As of 2019, it was recorded that university applications sent by indigenous students represented only 2.2% of the total number of university applicants. This is still an improvement over the previous years, but the figures are not impressive in this regard yet. For more details and updated information, check the official page here.

Online Education: A Major Contributor in Boosting Education Opportunities

Over the years, a lot has been achieved through efforts, plans and changes implemented by both governing bodies, as well as private and voluntary welfare associations. However, the availability of online education has played a huge role in helping those efforts bear fruit, by providing multiple new opportunities to native and indigenous students for pursuing higher education.
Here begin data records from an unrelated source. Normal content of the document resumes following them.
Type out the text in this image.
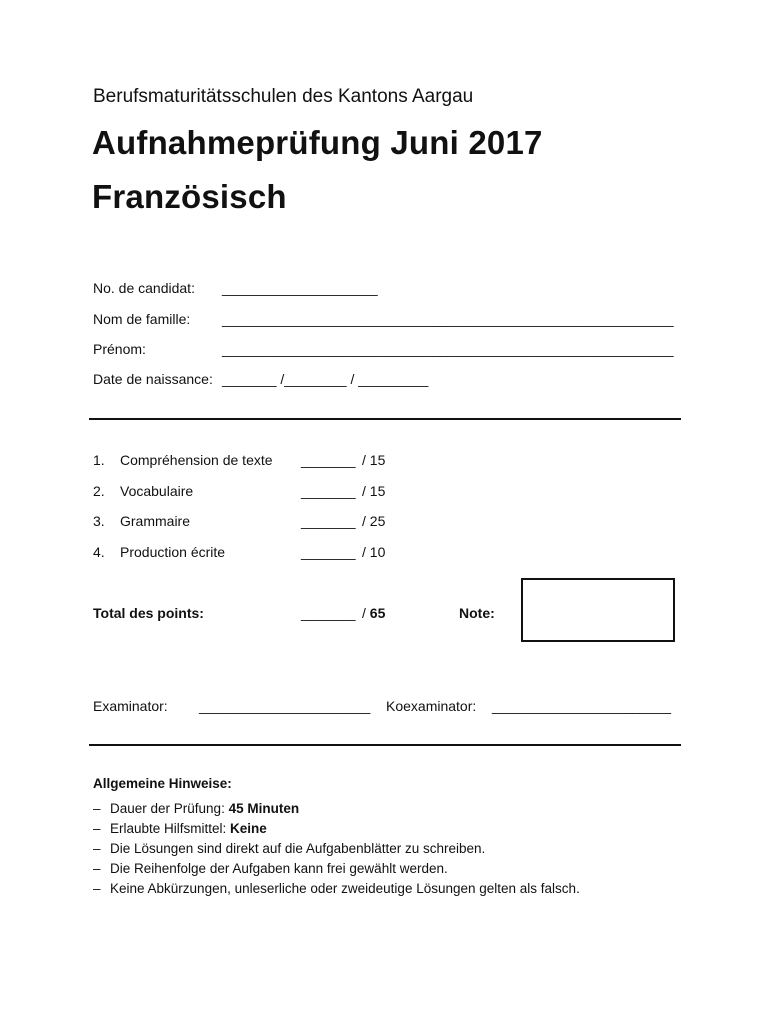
Berufsmaturitätsschulen des Kantons Aargau
Aufnahmeprüfung Juni 2017
Französisch
No. de candidat: ____________________
Nom de famille: __________________________________________________________
Prénom:	__________________________________________________________
Date de naissance: _______ /________ / _________
1. Compréhension de texte _______ / 15
2. Vocabulaire	_______ / 15
3. Grammaire	_______ / 25
4. Production écrite	_______ / 10
Total des points:	_______ / 65	Note:
Examinator: ______________________ Koexaminator: _______________________
Allgemeine Hinweise:
– Dauer der Prüfung: 45 Minuten
– Erlaubte Hilfsmittel: Keine
– Die Lösungen sind direkt auf die Aufgabenblätter zu schreiben.
– Die Reihenfolge der Aufgaben kann frei gewählt werden.
– Keine Abkürzungen, unleserliche oder zweideutige Lösungen gelten als falsch.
There are several reasons as to why international higher education via online universities has worked out so well for native Americans and students from different nations and communities spread across the planet. Some of those reasons can be easily identified as shown next:

  • Higher education via online mediums does not cost as much as their offline counterparts
  • Family ties and financial obligations often force students into starting work right after high school, which is manageable if they study online
  • Thanks to the availability of online, international degree courses, students can choose to study under a different educational structure than their national system
  • Harsh treatment or discrimination is not an issue that students need to worry about while studying online

It is not just about high school pass outs from underprivileged communities either. Professional degree courses from reputed universities are now being rolled out online to reach professionals in countries where the education system is not on a par with international standards. For example, Aston University’s online Doctor of Business Administration programme holds international validity, and it can easily be pursued from anywhere in the world. It is one of those rare business degrees that provides an authentic opportunity to experienced executives, irrespective of their location, nationality or community.

Post completion, an internationally accredited DBA degree would certify them as a business management expert in the international market, opening their careers to a much wider range of opportunities in some of the most coveted locations around the world. Such advanced courses bring forth talent from the less developed sections of the planet so that they can start building an international career without the limitations of their present location and situation.

A Quick Look through the State of Higher Education Among Native American Students 

The condition of American native communities in terms of higher education is not very encouraging currently. Unfortunately, only about 19% of Native American students between the ages of 18 to 24 pursue higher education, which is extremely low. Surprisingly enough, only 41% of the entire population within the same age group are found to pursue tertiary education, which is also quite disappointing. It would be safe to assume that there is a lack of motivation/capability to pursue college education within the American youth as a whole, with native American youths being even less inclined towards college. If anything, interest towards higher education has even declined further between 2016 and 2019 among native American students. As this data shows:

  • 128,600 native American students joined university during the 2016-17 session, but only 120,200 of them were still enrolled during the 2018-19 session.
  • Postbaccalaureate enrolment from native American communities came to a total of only 13,600 during the 2016-17 session, while 13,700 students had joined the 2016-17 session.

There is still a lot of work to be done before the welfare of underprivileged students in even major nations such as the US can be cited as an excellent example. Nevertheless, the rate of progress is impressive in Australia, and hopefully it will continue to become even more impressive globally in a few more years’ time, thanks in no small part to both human effort and the advent of education technology.